Estando Pablo Milanov sobre
el suelo de su casa, con mirada apagada, perdida la pasión, escondido entre
unas lagrimas viejas y casi secas que escurrían del corazón.
A veces se paraba del suelo
sin perder de vista la puerta, con esa ansiedad y ese ahínco de quien espera la
felicidad, de quien espera la oportunidad, él solo pensaba en saltar hacia esa
felicidad y besarle hasta la misma existencia, hasta el alma y más allá.
Pablo Milanov iba por algo de
agua, comía un poco y de nuevo a la puerta, entrecruzando sus patas, recostándose
entre ellas, lamiéndolas, consintiéndose y a la espera infinita de que llegara
la felicidad.
La felicidad era más alta que
él, pero olía delicioso, esa felicidad tenia aroma único, además la felicidad traía
más felicidad, él solo esperaba sentir su presencia, sentir su aroma, para
poder cantar de felicidad, para poder babear de emoción.
Y con que emoción declamaba,
diciendo a la llegada:
Cantaría
de felicidad, cantaría ante la propia ingenuidad
Cantaría
perdido en la soledad por aquellos a los que llamo felicidad
Correría
y saltaría mil veces por el creciente tambor de mi corazón al verlos
Solo
esperaría una eternidad por poderlo de nuevo acompañar.

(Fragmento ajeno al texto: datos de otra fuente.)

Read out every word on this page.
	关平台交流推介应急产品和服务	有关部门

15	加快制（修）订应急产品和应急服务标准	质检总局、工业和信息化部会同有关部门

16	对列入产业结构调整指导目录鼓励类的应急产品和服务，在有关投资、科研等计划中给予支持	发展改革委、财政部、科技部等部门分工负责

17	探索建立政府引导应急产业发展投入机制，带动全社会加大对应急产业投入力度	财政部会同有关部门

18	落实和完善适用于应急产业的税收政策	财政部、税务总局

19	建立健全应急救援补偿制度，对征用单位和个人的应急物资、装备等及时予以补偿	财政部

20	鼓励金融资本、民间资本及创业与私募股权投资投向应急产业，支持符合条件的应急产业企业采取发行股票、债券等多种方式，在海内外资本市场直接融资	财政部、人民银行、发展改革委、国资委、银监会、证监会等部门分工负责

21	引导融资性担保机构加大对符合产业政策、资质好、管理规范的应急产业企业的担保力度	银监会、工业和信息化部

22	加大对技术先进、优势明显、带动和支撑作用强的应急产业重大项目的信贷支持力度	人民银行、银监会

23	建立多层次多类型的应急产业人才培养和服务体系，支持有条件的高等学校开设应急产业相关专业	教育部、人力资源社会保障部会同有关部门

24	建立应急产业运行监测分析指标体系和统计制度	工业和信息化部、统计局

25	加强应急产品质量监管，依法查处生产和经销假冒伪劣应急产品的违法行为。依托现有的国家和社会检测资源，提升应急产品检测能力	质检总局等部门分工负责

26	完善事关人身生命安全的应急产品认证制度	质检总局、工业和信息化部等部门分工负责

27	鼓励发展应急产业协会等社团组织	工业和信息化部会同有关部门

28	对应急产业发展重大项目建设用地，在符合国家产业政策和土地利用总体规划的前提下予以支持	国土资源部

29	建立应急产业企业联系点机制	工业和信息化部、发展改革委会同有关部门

Yo entendía a Pablo, alguna
vez lo escuche decirme:
A veces les dejo mensajes con
mis dientes en algunas partes mi casa, aunque ellos prefieren que yo mantenga
en mi zona de descanso, en mi zona de confort, donde puedo protegerlos de
cualquier situación.
Lo que nunca supo Pablo Milanov
es que el verdadero dueño de la casa era yo el audaz y ágil, Galini Pasteur, yo
no era solo un gato, yo soy un ¡Dios!, solo que prefería seguir jugando a
compadecer a Pablo y a mis sirvientes humanos a los que él llamaba, su “FELICIDAD”.